Put the key in the lock cylinder and leave it there. The reason for this is because if you take out the cylinder without the key in it all the small tumblers will fall out. 
Anyway, Once the key is in there are some small plastic tabs that you can bend back on the inside to disconnect the cylinder from the latch. 
Just wondering but if your installing a new lid why are you worried about the latch? A new glovebox lid comes with the latch


----------



## cheyanqui (Dec 29, 2006)

*Re: Jetta MKIV Changing Lock Cylinder on glove box latch (TRUEBELIEVER)*

I bought a trunk lid at a junkyard ($10), rather than a new one online ($90) or the dealer ($130). The junkyard ones still have the existing lock cylinder in them.
I managed to sort it out. 
TO REMOVE THE EXISTING LOCK CYLINDER WITHOUT HOSING THE LATCH:
1) Take lid off the glove box (so you can turn it around, and see where you are working)
2) Buy a $3 set of dental tools from the drugstore (usually includes a small mirror, and two curved tools for scraping tartar).
** These work great because they are already curved, thin enough to get in the gap of the tab and cylinder, and they are also stiff enough to not bend or break. The mini-mirror is also somewhat useful to see what you're doing.

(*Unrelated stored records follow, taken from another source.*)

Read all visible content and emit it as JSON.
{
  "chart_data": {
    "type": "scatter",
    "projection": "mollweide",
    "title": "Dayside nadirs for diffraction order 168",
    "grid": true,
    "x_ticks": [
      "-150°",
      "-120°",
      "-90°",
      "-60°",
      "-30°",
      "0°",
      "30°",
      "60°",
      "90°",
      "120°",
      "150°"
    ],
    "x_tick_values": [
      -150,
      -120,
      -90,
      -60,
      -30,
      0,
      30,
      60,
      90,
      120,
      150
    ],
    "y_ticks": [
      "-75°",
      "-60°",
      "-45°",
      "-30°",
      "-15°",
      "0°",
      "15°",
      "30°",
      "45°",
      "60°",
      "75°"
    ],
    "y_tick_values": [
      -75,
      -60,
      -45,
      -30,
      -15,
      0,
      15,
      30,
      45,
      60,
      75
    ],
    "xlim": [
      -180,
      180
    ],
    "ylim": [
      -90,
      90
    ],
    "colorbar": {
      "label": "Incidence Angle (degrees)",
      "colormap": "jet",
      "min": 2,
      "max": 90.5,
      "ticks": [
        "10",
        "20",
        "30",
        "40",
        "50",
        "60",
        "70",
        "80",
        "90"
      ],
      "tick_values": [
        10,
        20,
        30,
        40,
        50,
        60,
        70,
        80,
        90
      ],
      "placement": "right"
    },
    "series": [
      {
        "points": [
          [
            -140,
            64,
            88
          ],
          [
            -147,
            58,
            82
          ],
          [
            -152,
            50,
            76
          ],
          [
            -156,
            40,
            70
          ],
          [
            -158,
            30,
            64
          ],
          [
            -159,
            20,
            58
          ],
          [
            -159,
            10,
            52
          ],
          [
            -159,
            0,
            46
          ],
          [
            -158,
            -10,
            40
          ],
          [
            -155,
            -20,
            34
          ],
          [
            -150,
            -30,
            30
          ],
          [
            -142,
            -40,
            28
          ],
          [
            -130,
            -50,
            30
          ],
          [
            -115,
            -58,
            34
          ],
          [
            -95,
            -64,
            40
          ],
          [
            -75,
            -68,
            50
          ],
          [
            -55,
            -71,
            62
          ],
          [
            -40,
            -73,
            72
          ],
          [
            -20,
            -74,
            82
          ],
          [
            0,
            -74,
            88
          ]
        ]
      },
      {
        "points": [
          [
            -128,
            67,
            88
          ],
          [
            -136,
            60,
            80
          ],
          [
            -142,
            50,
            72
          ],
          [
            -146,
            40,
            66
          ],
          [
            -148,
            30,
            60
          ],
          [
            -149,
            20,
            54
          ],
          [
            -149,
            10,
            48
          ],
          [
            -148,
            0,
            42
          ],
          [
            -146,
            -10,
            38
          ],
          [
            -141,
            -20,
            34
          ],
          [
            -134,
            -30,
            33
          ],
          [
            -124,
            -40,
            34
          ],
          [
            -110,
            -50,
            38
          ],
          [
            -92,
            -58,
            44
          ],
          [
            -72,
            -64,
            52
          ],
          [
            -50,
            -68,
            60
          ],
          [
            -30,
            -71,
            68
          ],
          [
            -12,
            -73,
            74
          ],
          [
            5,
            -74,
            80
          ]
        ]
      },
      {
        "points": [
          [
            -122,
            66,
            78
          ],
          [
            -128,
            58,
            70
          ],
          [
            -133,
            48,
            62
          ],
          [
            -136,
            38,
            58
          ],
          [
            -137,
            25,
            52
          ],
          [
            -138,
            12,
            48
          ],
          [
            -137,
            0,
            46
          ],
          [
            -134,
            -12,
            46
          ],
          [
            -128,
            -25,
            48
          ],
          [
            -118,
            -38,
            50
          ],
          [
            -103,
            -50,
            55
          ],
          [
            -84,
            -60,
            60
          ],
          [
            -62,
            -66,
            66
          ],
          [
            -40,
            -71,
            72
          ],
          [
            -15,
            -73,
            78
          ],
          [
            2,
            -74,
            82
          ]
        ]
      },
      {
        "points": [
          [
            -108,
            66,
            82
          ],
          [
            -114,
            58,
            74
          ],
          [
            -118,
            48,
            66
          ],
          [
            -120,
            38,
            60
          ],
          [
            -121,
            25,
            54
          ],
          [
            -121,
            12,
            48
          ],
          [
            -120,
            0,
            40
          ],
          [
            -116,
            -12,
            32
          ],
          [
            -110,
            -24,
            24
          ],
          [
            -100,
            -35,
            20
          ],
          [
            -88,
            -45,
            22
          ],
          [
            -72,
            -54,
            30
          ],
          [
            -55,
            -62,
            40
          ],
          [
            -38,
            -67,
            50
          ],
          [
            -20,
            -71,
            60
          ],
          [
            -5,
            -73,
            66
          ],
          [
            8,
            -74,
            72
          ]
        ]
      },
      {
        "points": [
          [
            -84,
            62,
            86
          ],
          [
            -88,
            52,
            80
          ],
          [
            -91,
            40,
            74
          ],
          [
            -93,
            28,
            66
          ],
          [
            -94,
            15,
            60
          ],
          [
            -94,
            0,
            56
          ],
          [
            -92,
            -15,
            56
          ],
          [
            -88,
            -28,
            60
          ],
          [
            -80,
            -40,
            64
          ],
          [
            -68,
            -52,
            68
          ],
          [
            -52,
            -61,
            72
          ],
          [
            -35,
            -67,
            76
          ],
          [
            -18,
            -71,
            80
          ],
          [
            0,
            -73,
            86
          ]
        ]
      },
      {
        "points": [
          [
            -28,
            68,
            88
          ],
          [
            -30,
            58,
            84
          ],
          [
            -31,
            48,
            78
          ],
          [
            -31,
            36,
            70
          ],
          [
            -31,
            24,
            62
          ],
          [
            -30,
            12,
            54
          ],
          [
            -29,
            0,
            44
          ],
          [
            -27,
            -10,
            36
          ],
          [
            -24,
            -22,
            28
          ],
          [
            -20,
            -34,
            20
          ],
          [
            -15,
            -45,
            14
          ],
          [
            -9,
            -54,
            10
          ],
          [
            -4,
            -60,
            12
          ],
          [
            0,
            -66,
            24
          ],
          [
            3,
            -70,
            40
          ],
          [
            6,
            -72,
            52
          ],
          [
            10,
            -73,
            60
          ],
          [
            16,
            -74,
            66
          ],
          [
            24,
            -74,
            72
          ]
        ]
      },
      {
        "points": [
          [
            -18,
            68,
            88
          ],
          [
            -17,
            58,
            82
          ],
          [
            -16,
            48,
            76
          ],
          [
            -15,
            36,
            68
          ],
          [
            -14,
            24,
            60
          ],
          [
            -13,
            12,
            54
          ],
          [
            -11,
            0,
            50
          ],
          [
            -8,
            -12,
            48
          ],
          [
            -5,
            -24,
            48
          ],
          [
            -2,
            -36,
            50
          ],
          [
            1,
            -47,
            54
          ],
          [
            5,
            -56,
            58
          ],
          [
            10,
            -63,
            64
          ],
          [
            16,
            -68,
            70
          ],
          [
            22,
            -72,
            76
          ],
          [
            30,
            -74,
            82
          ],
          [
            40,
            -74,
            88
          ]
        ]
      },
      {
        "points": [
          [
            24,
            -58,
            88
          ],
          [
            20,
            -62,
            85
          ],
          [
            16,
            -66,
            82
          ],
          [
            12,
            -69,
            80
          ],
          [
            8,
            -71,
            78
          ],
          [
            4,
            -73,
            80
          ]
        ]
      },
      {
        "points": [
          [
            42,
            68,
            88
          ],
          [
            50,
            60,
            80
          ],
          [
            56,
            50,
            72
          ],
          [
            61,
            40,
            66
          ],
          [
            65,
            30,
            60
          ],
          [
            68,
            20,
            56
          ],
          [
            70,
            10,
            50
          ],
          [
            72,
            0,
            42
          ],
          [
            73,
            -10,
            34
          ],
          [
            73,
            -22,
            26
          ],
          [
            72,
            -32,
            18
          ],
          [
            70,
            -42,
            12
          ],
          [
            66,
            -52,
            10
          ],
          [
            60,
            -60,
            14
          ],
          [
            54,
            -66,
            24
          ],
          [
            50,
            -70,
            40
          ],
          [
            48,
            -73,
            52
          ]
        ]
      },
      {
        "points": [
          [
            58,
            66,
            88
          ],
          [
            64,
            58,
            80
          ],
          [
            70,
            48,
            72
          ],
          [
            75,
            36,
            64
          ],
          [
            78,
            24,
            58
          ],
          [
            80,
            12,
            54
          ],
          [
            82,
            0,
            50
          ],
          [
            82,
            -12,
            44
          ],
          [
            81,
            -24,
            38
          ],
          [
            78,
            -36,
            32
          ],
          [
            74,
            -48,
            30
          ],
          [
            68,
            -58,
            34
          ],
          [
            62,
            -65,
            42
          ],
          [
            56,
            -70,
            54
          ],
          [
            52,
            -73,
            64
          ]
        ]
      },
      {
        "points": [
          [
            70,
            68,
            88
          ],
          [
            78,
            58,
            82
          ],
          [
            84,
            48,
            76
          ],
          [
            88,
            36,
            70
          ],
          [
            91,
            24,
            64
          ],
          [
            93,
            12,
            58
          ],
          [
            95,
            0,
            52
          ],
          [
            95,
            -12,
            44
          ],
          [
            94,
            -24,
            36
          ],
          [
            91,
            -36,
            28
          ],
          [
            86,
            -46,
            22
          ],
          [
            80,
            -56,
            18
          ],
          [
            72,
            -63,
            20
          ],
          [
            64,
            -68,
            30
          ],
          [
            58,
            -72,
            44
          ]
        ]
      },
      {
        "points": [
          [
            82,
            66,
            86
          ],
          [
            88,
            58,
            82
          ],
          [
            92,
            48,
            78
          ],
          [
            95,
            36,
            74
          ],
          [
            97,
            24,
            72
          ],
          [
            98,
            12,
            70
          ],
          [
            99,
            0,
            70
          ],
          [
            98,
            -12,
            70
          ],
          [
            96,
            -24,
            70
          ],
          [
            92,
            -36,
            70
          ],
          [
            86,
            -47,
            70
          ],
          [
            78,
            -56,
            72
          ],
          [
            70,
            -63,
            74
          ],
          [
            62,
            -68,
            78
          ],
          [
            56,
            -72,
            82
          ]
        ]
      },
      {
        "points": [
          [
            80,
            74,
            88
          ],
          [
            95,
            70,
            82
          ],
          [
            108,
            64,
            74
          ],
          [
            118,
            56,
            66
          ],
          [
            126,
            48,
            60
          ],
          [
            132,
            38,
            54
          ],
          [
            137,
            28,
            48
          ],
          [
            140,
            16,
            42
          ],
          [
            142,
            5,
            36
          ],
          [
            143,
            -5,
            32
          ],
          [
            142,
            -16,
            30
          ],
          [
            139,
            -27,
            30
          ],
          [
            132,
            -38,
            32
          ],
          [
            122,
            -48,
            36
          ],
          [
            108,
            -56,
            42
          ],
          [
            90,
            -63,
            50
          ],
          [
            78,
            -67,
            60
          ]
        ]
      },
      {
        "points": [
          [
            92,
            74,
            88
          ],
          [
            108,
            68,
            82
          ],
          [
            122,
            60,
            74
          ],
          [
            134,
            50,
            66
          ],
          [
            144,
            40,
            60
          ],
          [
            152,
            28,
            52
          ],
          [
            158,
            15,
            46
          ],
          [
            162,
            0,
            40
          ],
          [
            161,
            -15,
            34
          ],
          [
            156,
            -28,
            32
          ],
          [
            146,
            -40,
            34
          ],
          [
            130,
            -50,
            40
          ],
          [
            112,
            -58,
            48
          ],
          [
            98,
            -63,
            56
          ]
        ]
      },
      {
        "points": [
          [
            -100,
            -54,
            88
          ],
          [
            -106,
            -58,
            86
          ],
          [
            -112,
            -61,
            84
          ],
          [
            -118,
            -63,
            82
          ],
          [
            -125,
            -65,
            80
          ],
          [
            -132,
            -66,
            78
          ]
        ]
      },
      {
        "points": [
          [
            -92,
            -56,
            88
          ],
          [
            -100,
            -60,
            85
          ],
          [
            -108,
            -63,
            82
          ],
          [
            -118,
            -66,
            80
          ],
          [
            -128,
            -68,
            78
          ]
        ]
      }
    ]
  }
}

3) Lift the latch (like you're opening it). Insert the curved dental tool into the space between the plastic tab and the lock cylinder.
4) Spread the tabs WITHOUT breaking them.
5) With at least two tabs bent back slightly, use a flathead screwdriver inserted into the lock to wiggle the lock out of a latch.
6) re-install lock cylinder onto the junkyard lid.
Took a little extra work, but got a lid for $10, rather than $100+. Granted, my junkyard was a great deal, but I saw plenty of other (non-matching) VW lids for $35-40 at other yards...


----------